I could’ve picked, “Love and Basketball”. Love one on one. “I’ll play you for your heart…” MAN…I love that movie. Quincy and Monica…balling it out…and sometimes bawling it out in the name of love…oh, and basketball. lol. Yet another story that spoke to my love of love spanning from era to era. Young puppy love, high school love (at first unrequited), college sweethearts…and then going their separate ways. That moment, when you’re in the middle of doing that thing that the two of you did together and wondering why you’re doing it, now that you’re apart. Could’ve picked them easily…

I could’ve chosen those (amongst countless others that have had me snotting as I lived vicariously through the lead couple’s ups and downs, realizations and sometimes not-so-fairytale endings) but, the one that had the most range of love and emotions was, “The Notebook”.

God, I could’ve been Allie. At one point in the movie…she’s being asked what SHE wants and all she can think about is who she’ll hurt. I could’ve been NOAH for goodness sakes…pining away for a lost love. Having that gaping void that no one could occupy but the one who made you freer than you ever thought you could be.

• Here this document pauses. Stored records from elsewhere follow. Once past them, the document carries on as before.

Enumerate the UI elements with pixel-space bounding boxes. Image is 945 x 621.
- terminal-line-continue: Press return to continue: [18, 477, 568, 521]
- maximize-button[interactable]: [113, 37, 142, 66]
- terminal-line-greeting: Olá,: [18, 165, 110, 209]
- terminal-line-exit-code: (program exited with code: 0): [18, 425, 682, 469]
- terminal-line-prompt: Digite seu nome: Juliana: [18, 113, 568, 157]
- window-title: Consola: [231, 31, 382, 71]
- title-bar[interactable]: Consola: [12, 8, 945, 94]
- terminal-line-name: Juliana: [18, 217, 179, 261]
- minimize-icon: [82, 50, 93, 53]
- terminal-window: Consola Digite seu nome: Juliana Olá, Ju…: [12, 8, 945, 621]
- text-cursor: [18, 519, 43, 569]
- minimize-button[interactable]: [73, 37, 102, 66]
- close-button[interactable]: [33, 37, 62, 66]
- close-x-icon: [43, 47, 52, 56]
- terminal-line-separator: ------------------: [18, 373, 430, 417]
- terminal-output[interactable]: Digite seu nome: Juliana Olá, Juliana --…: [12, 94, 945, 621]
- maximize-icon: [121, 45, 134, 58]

I loved how he courted her…persistent, with all he had, big sweeping gestures…but then reinforcing them with the most tender moments. (I smile as I write) I loved how he wrote her a letter everyday for a year…that is fucking DEDICATION! Here he is, this young dude…could have any local chick and he’s penning love notes for his lady…EVERYDAY for a YEAR! Man, folks can’t even be consistent and CALL a bish everyday for a MONTH…and you have this cat using up the ink in his inkwell…messing up good paper (expensive as hell back then) to write someone who may never (and almost didn’t ever) see them. Noah even renovated the house that they both dreamed would be their home. He did this even though he hadn’t laid eyes on her in several years since their tragic break up. Even when they weren’t together…he was living for her love. ~sigh~

Yet, the love that rounds it out the most…is the spin on the story that begins the whole movie. Noah as an old man…living in a nursing facility (though he doesn’t have to) to tend to an ailing older Allie who is now suffering from dementia.

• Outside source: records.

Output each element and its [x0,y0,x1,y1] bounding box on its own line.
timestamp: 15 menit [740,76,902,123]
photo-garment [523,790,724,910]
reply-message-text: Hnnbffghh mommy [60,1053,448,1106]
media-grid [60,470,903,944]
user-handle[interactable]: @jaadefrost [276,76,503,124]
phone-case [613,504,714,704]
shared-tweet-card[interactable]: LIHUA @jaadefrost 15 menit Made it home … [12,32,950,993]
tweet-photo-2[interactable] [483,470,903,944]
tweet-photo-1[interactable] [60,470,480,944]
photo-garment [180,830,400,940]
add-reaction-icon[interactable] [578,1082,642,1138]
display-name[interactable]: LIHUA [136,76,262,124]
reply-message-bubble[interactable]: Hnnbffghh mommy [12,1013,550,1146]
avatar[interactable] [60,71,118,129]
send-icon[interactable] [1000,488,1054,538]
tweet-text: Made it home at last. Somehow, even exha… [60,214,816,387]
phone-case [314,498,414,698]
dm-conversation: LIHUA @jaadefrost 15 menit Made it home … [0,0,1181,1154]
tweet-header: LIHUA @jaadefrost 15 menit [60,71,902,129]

This dude is sitting there…DAILY, re-reading a book of their love story…JUST so he can capture a glimpse of the woman he remembers. The woman who remembers HIM. Imagine…loving someone SO much, that you cant and won’t let go in your heart. You pursued them until you couldn’t anymore…and then when given an opportunity, you seized it and was always willing to let them go if it was what THEY needed to do…loving someone enough to let them go. That hurts more than being let go or letting go because you felt they weren’t the one. To have a chance to get right what went wrong is beautiful…it ain’t everyone’s story…but, it’s a hell of a love story nonetheless.

Yea…The Notebook was and is a classic romantic movie for me. If it came on now (no commercial interruptions) I’d watch. I cannot watch that movie on network TV. It kills the flow. I must watch without any scenes being edited for a 2hr time slot. A story of epic proportions…spanning from sweetheart love to “the end of time” love. Everything I’ve ever thought love could be.

“Say, I’m a bird…”
“You’re a bird! …”
“Now say you’re a bird…”
“If you’re a bird…I’m a bird”

~tears~

Chrisette Michelle’s “Notebook”…not from the soundtrack of course…but apropos nonetheless 😉

Dia Cinco~ Something I Hope To Do In My Life



I want to do a lot of things.

I’ve wanted to publish my writings. I’ve wanted to show the world my ideas. I’m constantly writing and nothing is being shared yet. I anticipate that one day [soon] an opportunity will meet with my burgeoning ambition and BOOM…I’ll be on the path to authorship.



I’ve wanted to be a mom…a wife.
I’ve wanted to travel…exotic islands, culturally-rich countries…
I’ve wanted to conquer my paralyzing stage fright…


Can you see me? Like…singing my ASS off on stage and folks loving it?
Speaking my poetry and ripples of awe and emotion feeding my delivery?
::envisioning::


I’ve wanted to get serious about my love of photography and graphics.


I hope to do a lot in my life…This little ole blog can’t hold my hopes. I could go on forever talking on my hopes.